El derecho indígena es un tema que debe llamar la atención de los estudiosos y de los defensores de los derechos humanos. Si funciona, ¿por qué negar su existencia?, ¿por qué satanizarlo con casos aislados en espacio y tiempo? Tan sólo contestemos a la pregunta siguiente: ¿con qué derecho se ha “juzgado” a los poco menos de seis mil indígenas que se encuentran actualmente en las cárceles de México?

La procuración y administración de justicia, por más desventajas que se les encuentre, están mejor entre las comunidades indígenas siguiendo el derecho indígena, no así en las grandes urbes civilizadas aplicando el derecho positivo.

Conclusiones

Es obvio que, para quien esto expone, dentro de los cinco derechos fundamentales los tres primeros tienen importancia relevante.
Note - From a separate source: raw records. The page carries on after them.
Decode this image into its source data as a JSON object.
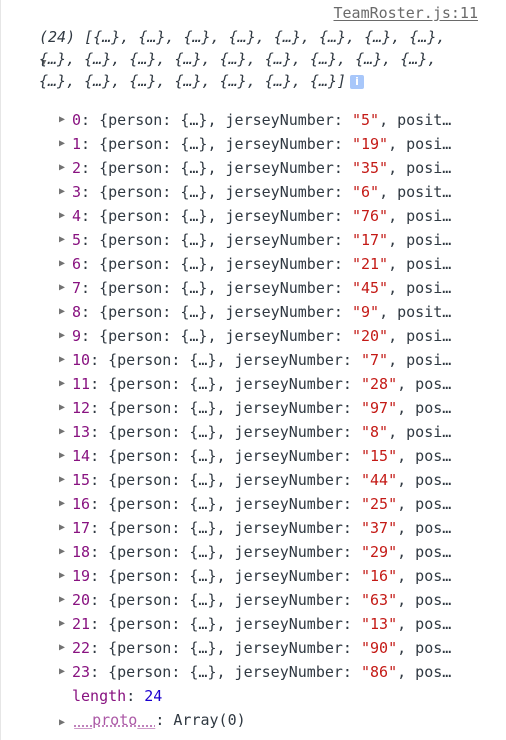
{
  "console": {
    "source_link": "TeamRoster.js:11",
    "summary_text": "(24) [{…}, {…}, {…}, {…}, {…}, {…}, {…}, {…}, {…}, {…}, {…}, {…}, {…}, {…}, {…}, {…}, {…}, {…}, {…}, {…}, {…}, {…}, {…}, {…}]",
    "info_badge": "i",
    "entries": [
      {
        "index": "0",
        "jersey": "5",
        "tail": ", posit…"
      },
      {
        "index": "1",
        "jersey": "19",
        "tail": ", posi…"
      },
      {
        "index": "2",
        "jersey": "35",
        "tail": ", posi…"
      },
      {
        "index": "3",
        "jersey": "6",
        "tail": ", posit…"
      },
      {
        "index": "4",
        "jersey": "76",
        "tail": ", posi…"
      },
      {
        "index": "5",
        "jersey": "17",
        "tail": ", posi…"
      },
      {
        "index": "6",
        "jersey": "21",
        "tail": ", posi…"
      },
      {
        "index": "7",
        "jersey": "45",
        "tail": ", posi…"
      },
      {
        "index": "8",
        "jersey": "9",
        "tail": ", posit…"
      },
      {
        "index": "9",
        "jersey": "20",
        "tail": ", posi…"
      },
      {
        "index": "10",
        "jersey": "7",
        "tail": ", posi…"
      },
      {
        "index": "11",
        "jersey": "28",
        "tail": ", pos…"
      },
      {
        "index": "12",
        "jersey": "97",
        "tail": ", pos…"
      },
      {
        "index": "13",
        "jersey": "8",
        "tail": ", posi…"
      },
      {
        "index": "14",
        "jersey": "15",
        "tail": ", pos…"
      },
      {
        "index": "15",
        "jersey": "44",
        "tail": ", pos…"
      },
      {
        "index": "16",
        "jersey": "25",
        "tail": ", pos…"
      },
      {
        "index": "17",
        "jersey": "37",
        "tail": ", pos…"
      },
      {
        "index": "18",
        "jersey": "29",
        "tail": ", pos…"
      },
      {
        "index": "19",
        "jersey": "16",
        "tail": ", pos…"
      },
      {
        "index": "20",
        "jersey": "63",
        "tail": ", pos…"
      },
      {
        "index": "21",
        "jersey": "13",
        "tail": ", pos…"
      },
      {
        "index": "22",
        "jersey": "90",
        "tail": ", pos…"
      },
      {
        "index": "23",
        "jersey": "86",
        "tail": ", pos…"
      }
    ],
    "entry_middle": ": {person: {…}, jerseyNumber: ",
    "length_label": "length",
    "length_value": "24",
    "proto_label": "__proto__",
    "proto_value": "Array(0)"
  }
}
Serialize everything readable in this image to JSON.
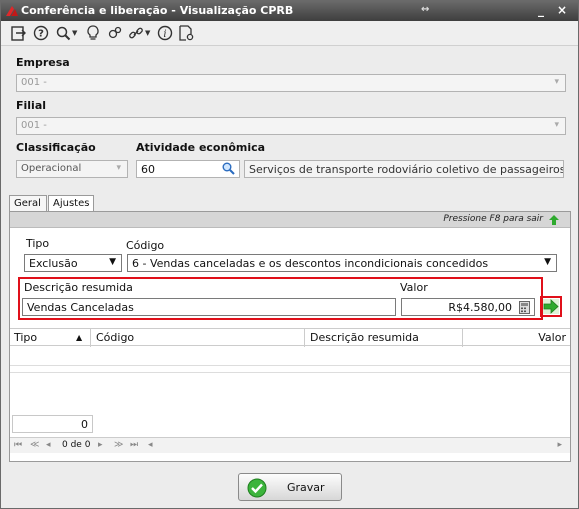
{
  "window": {
    "title": "Conferência e liberação - Visualização CPRB",
    "minimize": "_",
    "close": "×"
  },
  "form": {
    "empresa_label": "Empresa",
    "empresa_value": "001 -",
    "filial_label": "Filial",
    "filial_value": "001 -",
    "classificacao_label": "Classificação",
    "classificacao_value": "Operacional",
    "atividade_label": "Atividade econômica",
    "atividade_code": "60",
    "atividade_desc": "Serviços de transporte rodoviário coletivo de passageiros, ..."
  },
  "tabs": [
    {
      "label": "Geral"
    },
    {
      "label": "Ajustes"
    }
  ],
  "ajustes": {
    "hint": "Pressione F8 para sair",
    "tipo_label": "Tipo",
    "tipo_value": "Exclusão",
    "codigo_label": "Código",
    "codigo_value": "6 - Vendas canceladas e os descontos incondicionais concedidos",
    "descricao_label": "Descrição resumida",
    "descricao_value": "Vendas Canceladas",
    "valor_label": "Valor",
    "valor_value": "R$4.580,00"
  },
  "grid": {
    "columns": [
      "Tipo",
      "Código",
      "Descrição resumida",
      "Valor"
    ],
    "count": "0",
    "pager_text": "0 de 0"
  },
  "footer": {
    "save_label": "Gravar"
  },
  "colors": {
    "highlight": "#e0101a",
    "accent_green": "#2eaa2e"
  }
}
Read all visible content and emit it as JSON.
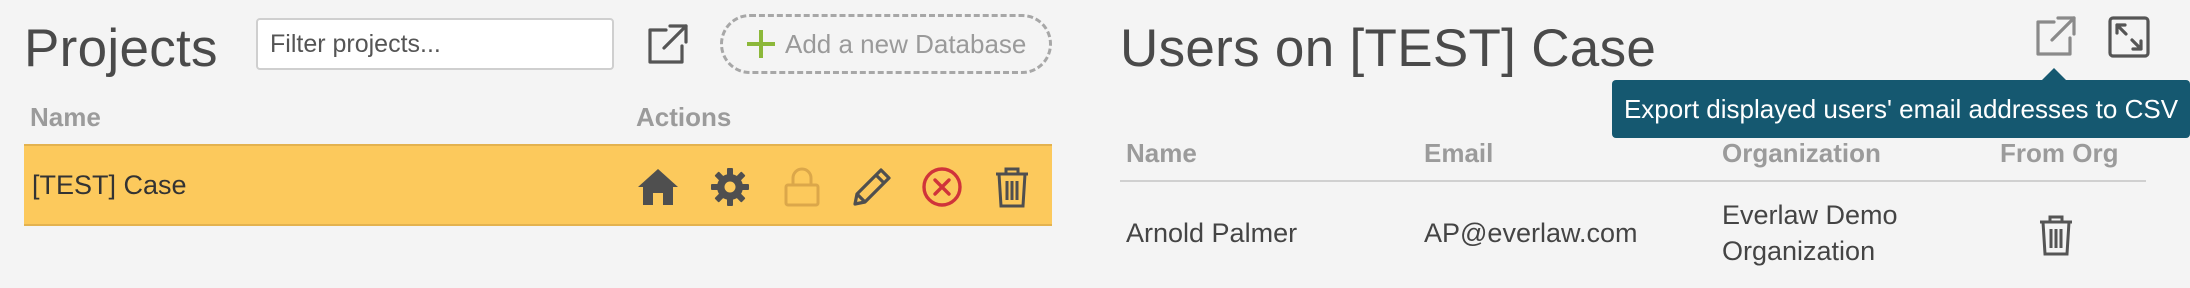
{
  "projects": {
    "title": "Projects",
    "filter_placeholder": "Filter projects...",
    "export_icon": "external-link-icon",
    "add_db_label": "Add a new Database",
    "columns": {
      "name": "Name",
      "actions": "Actions"
    },
    "rows": [
      {
        "name": "[TEST] Case",
        "actions": [
          "home-icon",
          "gear-icon",
          "lock-icon",
          "pencil-icon",
          "remove-circle-icon",
          "trash-icon"
        ]
      }
    ]
  },
  "users": {
    "title": "Users on [TEST] Case",
    "columns": {
      "name": "Name",
      "email": "Email",
      "organization": "Organization",
      "from_org": "From Org"
    },
    "rows": [
      {
        "name": "Arnold Palmer",
        "email": "AP@everlaw.com",
        "organization_line1": "Everlaw Demo",
        "organization_line2": "Organization"
      }
    ],
    "tooltip": "Export displayed users' email addresses to CSV"
  },
  "colors": {
    "selected_row": "#fcc95c",
    "tooltip_bg": "#155870",
    "add_plus": "#8cb83a",
    "remove_red": "#d0343a",
    "icon_dark": "#4f4f4f"
  }
}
Los otros dos se han abordado de una manera menos amplia, por un lado debido a que la cuestión cultural se ha manejado más por los especialistas, y en lo político las acciones han sido más culturalistas por la parte gubernamental; de lo que se trata ahora es de que la cultura indígena no se vea sólo como folklore o artesanía, sino como la producción creativa de los pueblos.

Por otro lado, el tratamiento del sistema jurídico propio debe entenderse en tanto se trata del derecho indígena. Hasta ahora se ha hablado del derecho consuetudinario, pero a los indígenas no nos satisface la comparación que se hace de nuestro sistema jurídico con el sistema moderno del derecho inglés; hay matices que en conjunto plantean serias diferencias.

El acceso a la cultura de los derechos humanos en América Latina es muy reciente. El interés por conocer y entender los derechos indígenas es para muchos algo injustificable, inexistente y muy lejano aún. Los organismos de derechos humanos, sean estatales u ong, pueden hacer mucho por comenzar a entender, si no la han hecho, profundizar y difundir los derechos históricos, colectivos y específicos de los pueblos, comunidades y personas indígenas.

Es una tarea que debemos compartir. Y concretamente:

1. Insto a los Estados en los cuales aún no se adopta el Convenio 169, a que haya una actitud positiva de los gobernantes y se definan los mecanismos de adopción de este instrumento internacional en sus constituciones generales y leyes específicas.

2. Asimismo, convoco a expresar la necesidad de que el proyecto de Declaración de los Derechos Universales de los Pueblos Indígenas sea adoptado por la Asamblea General de las Naciones Unidas en el contexto del Decenio Internacional de los Pueblos Indígenas.